The PC games industry has broken January. In years past, it was a quiet month—a time to catch up on all of last year's releases. For the consoles, that's still largely the case, but on PC there's already a broad selection of new games vying for your attention. Our respective reviewers deemed seven of this month's releases worthy of an 80%+ score—with a couple of others that just missed the mark. With so much going on, it can be difficult to keep up. Hence this: a new monthly digest of the biggest reviews, news and features.
Buckle up, this is going to be a big one—a fact exacerbated by the debut PC release of some former console exclusives. Take Dragon's Dogma: Dark Arisen. It's a four-year-old Xbox 360/PS3 RPG given a new lease of life on PC. It's heritage didn't stop Leif Johnson awarding it a score of 81%. "It's rough in parts," he wrote, "and numerous other RPGs tell a better story or inspire greater awe. But Dragon's Dogma still feels enjoyably unique four years on and that's something few of its genre cousins can claim." A particular highlight is the pawn system, which lets you create a AI companion who can appear in other player's campaigns. The PCG community recently showed off some of their pawns, and the results were... distinctive, to say the least.
Also arriving from the consoles, albeit in a much more timely fashion, is Lara Croft's latest: Rise of the Tomb Raider. It's a fantastic action romp, and builds nicely on Crystal Dynamics' 2013 reboot. "In many ways, Rise of the Tomb Raider is peak sequel design: an incredibly similar game with a set of expanded and additional systems," wrote, er, me, in my 83% review. "But RotTR is also better because it lets you spend more time engaging with those systems." It's a good port, too, and looks positively sumptuous on PC. That's all well and good, but it doesn't explain where Lara's keeping her infinite supply of glowsticks.

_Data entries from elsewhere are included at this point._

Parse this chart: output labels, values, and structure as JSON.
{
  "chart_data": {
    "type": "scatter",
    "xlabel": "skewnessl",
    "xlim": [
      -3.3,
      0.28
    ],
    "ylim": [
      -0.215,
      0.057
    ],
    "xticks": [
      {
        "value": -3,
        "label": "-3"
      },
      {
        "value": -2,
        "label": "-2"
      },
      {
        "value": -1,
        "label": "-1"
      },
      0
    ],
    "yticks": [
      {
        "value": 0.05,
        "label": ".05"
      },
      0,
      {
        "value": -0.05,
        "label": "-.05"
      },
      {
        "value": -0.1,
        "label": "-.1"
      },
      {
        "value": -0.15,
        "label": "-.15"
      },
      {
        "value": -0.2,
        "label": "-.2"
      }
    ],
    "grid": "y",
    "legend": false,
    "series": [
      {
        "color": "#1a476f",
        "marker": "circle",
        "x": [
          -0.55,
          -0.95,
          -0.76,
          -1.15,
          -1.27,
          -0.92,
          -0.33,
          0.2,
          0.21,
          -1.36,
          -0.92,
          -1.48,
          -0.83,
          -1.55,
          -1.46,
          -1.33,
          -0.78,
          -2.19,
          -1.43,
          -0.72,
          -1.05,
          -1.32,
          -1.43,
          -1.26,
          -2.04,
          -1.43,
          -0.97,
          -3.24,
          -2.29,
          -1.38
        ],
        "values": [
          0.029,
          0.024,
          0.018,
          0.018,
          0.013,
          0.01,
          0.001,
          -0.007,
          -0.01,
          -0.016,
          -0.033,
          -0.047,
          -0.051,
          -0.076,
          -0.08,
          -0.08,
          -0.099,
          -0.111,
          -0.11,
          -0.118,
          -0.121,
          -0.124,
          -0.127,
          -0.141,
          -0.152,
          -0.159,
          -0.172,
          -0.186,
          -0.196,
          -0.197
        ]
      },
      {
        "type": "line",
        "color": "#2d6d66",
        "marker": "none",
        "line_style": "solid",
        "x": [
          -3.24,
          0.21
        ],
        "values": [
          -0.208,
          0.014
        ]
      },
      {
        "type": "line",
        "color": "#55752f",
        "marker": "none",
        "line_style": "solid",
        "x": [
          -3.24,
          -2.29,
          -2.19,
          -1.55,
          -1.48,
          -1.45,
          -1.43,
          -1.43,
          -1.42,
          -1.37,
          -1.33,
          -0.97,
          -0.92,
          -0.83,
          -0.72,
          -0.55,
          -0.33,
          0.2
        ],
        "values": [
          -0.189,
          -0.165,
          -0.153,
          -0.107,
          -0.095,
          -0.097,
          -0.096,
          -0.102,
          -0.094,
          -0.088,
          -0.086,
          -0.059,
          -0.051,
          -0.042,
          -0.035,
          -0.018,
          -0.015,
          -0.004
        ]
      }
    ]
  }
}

Our highest score of the month was awarded to the surprisingly superb Pony Island. Weird and inventive, it's a game that's filled with tricks – drawing you into its fiction through some devious vignettes. "Not only does in succeed in having meaning and a point to make," enthused Angus, shortly before slapping on a 91% badge, "but it remembers to be a decent game while it’s at it—a game, no less, that left me doubting my own grip on reality." If you've dismissed this, it really is worth taking a look. Although, I do have one question: can you still be a pony when you're clearly a unicorn?
It's always exciting when a good new RTS rears its head. It's just a shame it doesn't happen very often. Luckily, this month we got Homeworld: Deserts of Kharak. While some might view a planetary Homeworld as sacrilege, Rob Zacny was impressed—as evidenced by his 90% review. "In spite of all the ways this could have gone horribly wrong," Rob wrote, "Deserts of Kharak succeeds on almost every count. It's not only a terrific RTS that sets itself apart from the rest of the genre's recent games, but it's also an excellent Homeworld game that reinvents the series while also recapturing its magic." High praise, indeed.
"That's all well and good, Phil," you might be thinking, "but what about me, a person who loves naught but meandering philosophy and mazes?" I'm not sure I like your attitude, fictional human, but I'll still point you towards The Witness. Edwin gave it 89%, and matched that number to numerous sentences, including: "Though not without its flaws, Jonathan Blow's The Witness is one of the finest teachers I've studied under;" and "it's one of the toughest games I've played in years."
If 600+ maze puzzles isn't your thing—and frankly, I'm not sure I'd blame you—consider the Oxenfree, which has exactly zero mazes in it. It's a eerie, atmospheric adventure game about a group of teens dealing with [MYSTERIOUS EVENT] on an island. "If you like smart, well-written adventure games with rich characters, well-realised settings, and beautiful art direction, it’s worth playing," enthused Andy, awarding it 83%. I played this in one sitting last week, and it's one of my favourite of this month's many games. Top soundtrack, too.
Lastly, but not leastly, Ian Birnbaum forced people to journey ever deeper into a series of crypts—prompting them to lose their minds. But enough about how he spends his weekends. He also reviewed Darkest Dungeon, granting it a stellar score of 88%. "Dungeon diving and tomb raiding have been staples of PC gaming for decades, but Darkest Dungeon is the first time I felt how awful this quest must be for the people involved." I think that's a recommendation.